The effects of trauma on the brain, lungs and gut — and the immune response to each kind of trauma — differ greatly.

But the bottom line for all is that the release of “distress-signal” proteins (called cytokines, chemokines and other “danger signals”) by first-responder immune cells can quickly overwhelm the ability of other immune system cells to clear the debris.

And that can cause those “cleanup” immune cells, such as T cells and B cells, macrophages and monocytes to shut down or even die — which means even fewer cells to respond to the microscopic cries for help coming from the trauma site. The distress-signal molecules also encourage clot formation, which can help stop blood hemorrhage but can also clog vessels and cause more damage.

“Responses that ordinarily are quite contained and limited, and will usually fade gradually, don’t diminish, which results in a spiraling cycle of overwhelming response,” says Ward. That can lead to direct damage to organs nearby or even ones far from the site of the injury.
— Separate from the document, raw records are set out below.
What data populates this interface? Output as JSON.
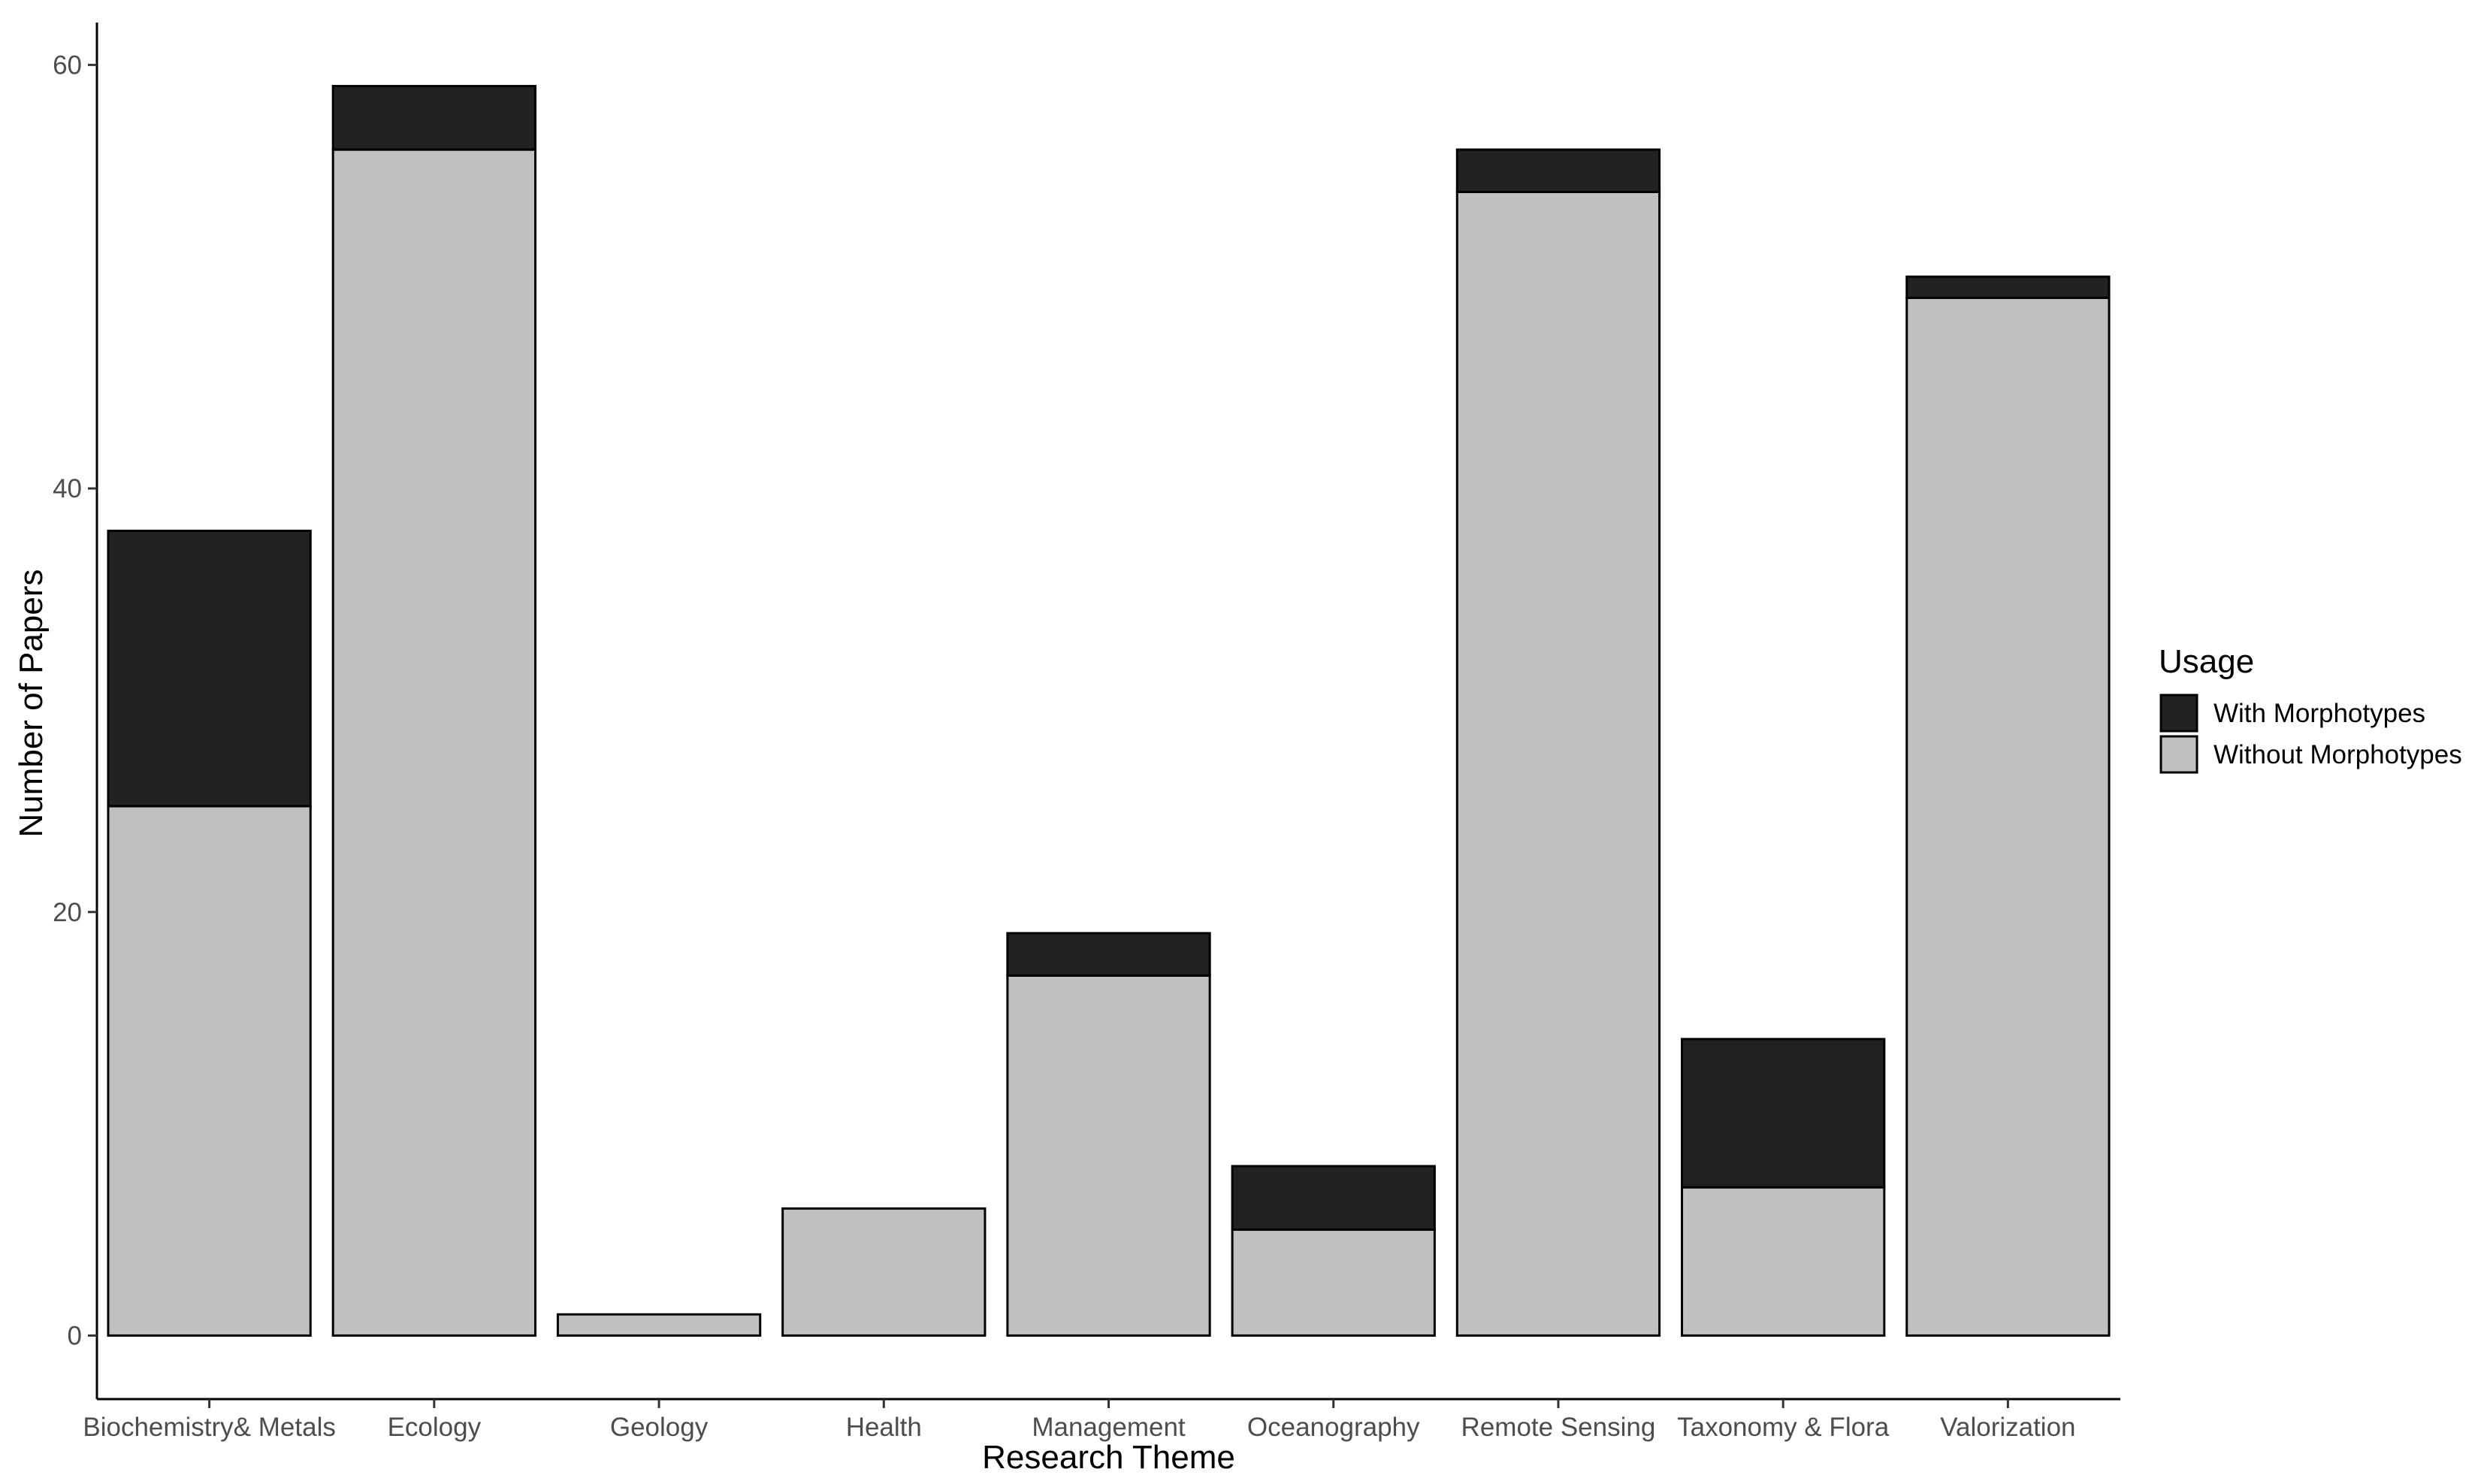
{
  "chart_data": {
    "type": "bar",
    "stacked": true,
    "categories": [
      "Biochemistry& Metals",
      "Ecology",
      "Geology",
      "Health",
      "Management",
      "Oceanography",
      "Remote Sensing",
      "Taxonomy & Flora",
      "Valorization"
    ],
    "series": [
      {
        "name": "Without Morphotypes",
        "values": [
          25,
          56,
          1,
          6,
          17,
          5,
          54,
          7,
          49
        ],
        "color": "#c0c0c0"
      },
      {
        "name": "With Morphotypes",
        "values": [
          13,
          3,
          0,
          0,
          2,
          3,
          2,
          7,
          1
        ],
        "color": "#222222"
      }
    ],
    "xlabel": "Research Theme",
    "ylabel": "Number of Papers",
    "ylim": [
      -3,
      62
    ],
    "yticks": [
      0,
      20,
      40,
      60
    ],
    "grid": false,
    "legend": {
      "title": "Usage",
      "position": "right",
      "entries": [
        "With Morphotypes",
        "Without Morphotypes"
      ]
    }
  }
}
Plus, other factors can make things even worse, such as infectious bacteria that can invade a body through broken skin, the insult of undergoing repeated operations to repair broken bones and torn tissues, medications that disrupt the body’s natural population of helpful microbes, and any underlying health issues the person had before getting injured.

 

Effects on Immune Response

The long-term effects of trauma and sepsis often include a reduced overall immune response, or immunosuppression, because T cells and B cells can’t be replaced once they’ve died. This can put survivors at risk of repeat infection and more, collectively referred to as “immune-suppression.”

Ward notes that research has not yet shown how to reverse this weakened state, although scientists are looking for options in the lab using animal models.

Another approach to balancing the innate immune response to trauma is to block the distress-signal molecules produced by the complement immune system. But the risk of going too far and interfering with lifesaving pathways that allow the body’s phagocyte cells to vacuum up infected or damaged cells is very real.

Clinical trials are also in the works to test drugs or antibodies that can inhibit pro-inflammatory proteins produced by the complement system, called C5A, that Ward and others have studied in detail. Some of Ward’s and Huber-Lang’s past work, patented by U-M, has been licensed to a company exploring such options.

“Testing these approaches will be quite tricky, and the clinical trials will need to be carefully crafted,” says Ward. But now that the system for immediately responding to traumatic injury and fixing its immediate effects is well-organized, the next frontier for improving trauma care lies within our bodies, in the complexities of the innate immune system.